Once the battery has recovered to the 75% charge level, or when we reach the bottom of the downgrade, we can return the Engine switch to the AUTO position. The engine will not start until the MGB units, once again operating as motors driving the wheels, have drawn the battery down to the 75% threshold level.
For the remainder of the trip, through the Great Valley, the terrain is pretty flat. The engine starts every few minutes to recharge the batteries, and then shuts down. The sound of the engine is not obtrusive, though. Running at constant RPM, the intake and exhaust systems utilize active noise-cancellation electronics, and the motor mounts are hydraulic units tuned to damp out the characteristic vibrations of the engine at its constant speed. We hear only a muted hum, barely discernable over the classical music playing softly on the audio system.
This car has many other advanced features that make it comfortable and pleasant to drive. Most of them are available on current production vehicles…such as a closed refrigeration system for the air conditioning (Toyota Prius), adaptive suspension that gives a soft highway ride, but stiffens instantly when evasive maneuvers are required, or twisty roads are encountered. To minimize wind resistance, airflow is carefully managed…especially on the underside of the vehicle. This is easier to do than with conventional vehicles, due to the lack of drivetrain components…driveshafts, transmission, differential, etc…protruding into the airstream beneath the vehicle. Road rumble and wind noise are greatly reduced in the interior with active noise cancellation, using the audio system. (Acura has such a system in their new RL luxury sedan.)

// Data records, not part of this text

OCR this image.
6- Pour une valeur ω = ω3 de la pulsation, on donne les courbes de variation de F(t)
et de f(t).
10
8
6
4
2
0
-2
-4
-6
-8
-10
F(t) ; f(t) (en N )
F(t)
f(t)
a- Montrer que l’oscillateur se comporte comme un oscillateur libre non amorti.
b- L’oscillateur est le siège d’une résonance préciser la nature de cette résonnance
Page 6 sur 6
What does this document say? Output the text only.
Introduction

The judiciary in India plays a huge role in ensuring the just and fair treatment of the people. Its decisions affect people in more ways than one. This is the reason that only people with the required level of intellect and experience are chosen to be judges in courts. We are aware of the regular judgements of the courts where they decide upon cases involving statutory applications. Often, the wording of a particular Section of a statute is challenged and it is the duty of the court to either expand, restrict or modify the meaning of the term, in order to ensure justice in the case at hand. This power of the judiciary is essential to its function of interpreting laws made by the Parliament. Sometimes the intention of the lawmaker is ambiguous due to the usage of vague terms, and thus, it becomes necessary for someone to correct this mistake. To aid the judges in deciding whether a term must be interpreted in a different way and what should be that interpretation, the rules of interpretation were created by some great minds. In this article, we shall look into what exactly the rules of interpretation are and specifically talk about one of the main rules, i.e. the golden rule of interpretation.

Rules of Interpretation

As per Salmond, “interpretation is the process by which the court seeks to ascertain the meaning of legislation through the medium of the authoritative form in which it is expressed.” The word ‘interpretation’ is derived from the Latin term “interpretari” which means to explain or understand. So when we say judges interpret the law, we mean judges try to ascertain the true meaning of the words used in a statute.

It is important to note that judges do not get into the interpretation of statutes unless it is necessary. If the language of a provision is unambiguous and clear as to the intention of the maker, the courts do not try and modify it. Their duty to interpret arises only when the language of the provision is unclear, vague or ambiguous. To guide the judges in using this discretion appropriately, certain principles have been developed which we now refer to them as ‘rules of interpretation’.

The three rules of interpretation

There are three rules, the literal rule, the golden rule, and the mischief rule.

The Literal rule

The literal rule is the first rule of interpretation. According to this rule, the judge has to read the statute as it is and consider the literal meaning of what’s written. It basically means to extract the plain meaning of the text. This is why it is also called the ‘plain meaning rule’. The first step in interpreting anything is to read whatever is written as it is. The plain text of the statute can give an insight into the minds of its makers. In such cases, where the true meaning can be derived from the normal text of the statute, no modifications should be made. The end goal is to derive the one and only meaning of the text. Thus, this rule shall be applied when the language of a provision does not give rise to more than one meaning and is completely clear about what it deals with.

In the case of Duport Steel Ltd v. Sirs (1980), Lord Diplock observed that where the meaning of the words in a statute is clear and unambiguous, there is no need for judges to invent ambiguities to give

The only pieces of this vehicle that are not currently available are the rotary diesel engine and the MGB units at each wheel. I believe the MGB is not a great technological challenge…a motor/generator with integral hydraulic disc brake assembly. It must be as lightweight as possible, since it is unsprung weight. (See Note 1) The lighter it is, the better the car will handle. The rotary diesel…well, that’s just an embellishment. Any small diesel engine would work. I just like the simplicity and lack of reciprocating motion in the rotary. There are a few technical hurdles to overcome, but I have confidence that Mazda could do it. They are a very creative auto company with a lot of experience in rotary engine design. The batteries need to be light, durable and capable of high charge and discharge rates. Currently available batteries would work fine, but I would hope for improvements in the future in this critical area.
I think the simplicity of this vehicle will make it very durable and trouble-free. Another thing I should point out is that the dual brake systems provide a built-in fail-safe redundancy. This is a very safe, durable, dependable, efficient vehicle…and it shouldn’t cost an arm and a leg either.
So, there you have it…my new hybrid vehicle. When will they build it?
Did you like the ride?
Note 1: There is an alternate design approach that mounts the MGB’s directly to the chassis and connects them to the wheels with halfshafts and CV joints. This would reduce unsprung weight, but increases complexity and cost. For high performance racing and sporting machines, this might be an acceptable tradeoff, but for a workaday sedan, it would seem to be overkill.